His former boss, Greg Gianforte, is more brusque, sometimes even harsh, a self-made technology mogul whose political career has proved rockier and included a stinging defeat for governor and unwanted notoriety when he assaulted a reporter during a successful run for U.S. House.

Together they form a powerful political alliance on the cusp of dominating Montana politics for years to come, pushing the state’s Republican Party away from a Western brand of centrism and toward the hard-line partisan agenda of President Donald Trump.

Daines, 58, is seeking a second six-year term while Gianforte, 59, is pouring millions of dollars from his private fortune into another run at the governor’s mansion.

Dual victories would mark the latest achievement for men who first bonded on family camping trips in Montana’s Beartooth Mountains more than two decades ago. They worked in tandem to attain huge riches in the corporate world before leveraging that success into a political juggernaut that has reshaped the state’s Republican Party.

It’s a shift Montana Democrats argue is out of step with the state’s independent-minded electorate. Democrats have their own power duo hoping to hold the line in November: Gov. Steve Bullock, challenging Daines, is one of the Democrats’ best hopes to tilt the balance of power in the closely divided Senate. His lieutenant governor for the past five years, Mike Cooney, faces Gianforte.

But Democrats are handicapped by Gianforte’s willingness to spend his own money on the race — $3.5 million so far, after spending more than $6 million in 2016 — and a strong push for both by Trump, who carried Montana by 20 percentage points in 2016.

Daines has long benefited from his ties to Gianforte, who hired Daines into his Bozeman-based software firm, RightNow Technologies, that was later sold to Oracle for almost $2 billion.

Years later, when Daines was in the U.S. Senate, he would use Gianforte’s private plane, including to shuttle back and forth to Washington for key votes — at least 11 trips since 2017, according to financial disclosure reports.

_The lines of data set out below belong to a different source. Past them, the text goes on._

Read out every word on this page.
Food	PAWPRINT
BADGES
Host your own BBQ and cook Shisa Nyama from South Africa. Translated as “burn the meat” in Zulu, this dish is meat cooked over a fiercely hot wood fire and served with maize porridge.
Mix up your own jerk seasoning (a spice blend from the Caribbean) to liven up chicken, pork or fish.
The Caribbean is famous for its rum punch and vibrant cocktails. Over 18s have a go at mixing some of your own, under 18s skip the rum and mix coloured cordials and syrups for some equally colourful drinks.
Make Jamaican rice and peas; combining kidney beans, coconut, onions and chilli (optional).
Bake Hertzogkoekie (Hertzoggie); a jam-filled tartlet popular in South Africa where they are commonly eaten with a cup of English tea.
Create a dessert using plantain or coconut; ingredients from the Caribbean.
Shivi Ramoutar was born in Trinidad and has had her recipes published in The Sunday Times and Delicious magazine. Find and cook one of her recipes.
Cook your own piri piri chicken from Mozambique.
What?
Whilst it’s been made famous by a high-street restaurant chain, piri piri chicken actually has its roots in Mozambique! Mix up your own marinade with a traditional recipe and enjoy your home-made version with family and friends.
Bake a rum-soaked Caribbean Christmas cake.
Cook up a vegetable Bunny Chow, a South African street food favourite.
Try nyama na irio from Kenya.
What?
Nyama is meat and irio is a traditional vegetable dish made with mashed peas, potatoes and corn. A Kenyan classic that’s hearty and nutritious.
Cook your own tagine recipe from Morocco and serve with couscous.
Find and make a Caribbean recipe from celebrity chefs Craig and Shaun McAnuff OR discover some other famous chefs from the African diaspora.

Gianforte, one of the wealthiest members of the U.S. House, has been boosted in his run for Montana governor by Daines’ clout. A strong turnout for Gianforte could now help Daines fend off the challenge from Bullock, a two-term governor whose handling of the coronavirus has put him in the limelight.

The similarities between the two Republicans were on display during a recent joint interview after they toured a high tech manufacturing facility under construction in their hometown of Bozeman.

Stitting across from each other at a picnic table near the same office park that houses Oracle, Daines and Gianforte played off one another’s jokes and finished each other’s stories. Both men linked their political careers to their Christian faith. Daines is Presbyterian. Gianforte belongs to the fundamentalist Grace Bible Church.

“We’re here to serve and not be served,” Daines said.

“Service above expectations,” Gianforte added. “It’s the same theme.”

They cast the upcoming election as a stark choice pitting “socialist” policies of Democrats against the free enterprise system that Daines and Gianforte say propelled the economy and their own careers, creating several hundreds jobs in Montana along the way.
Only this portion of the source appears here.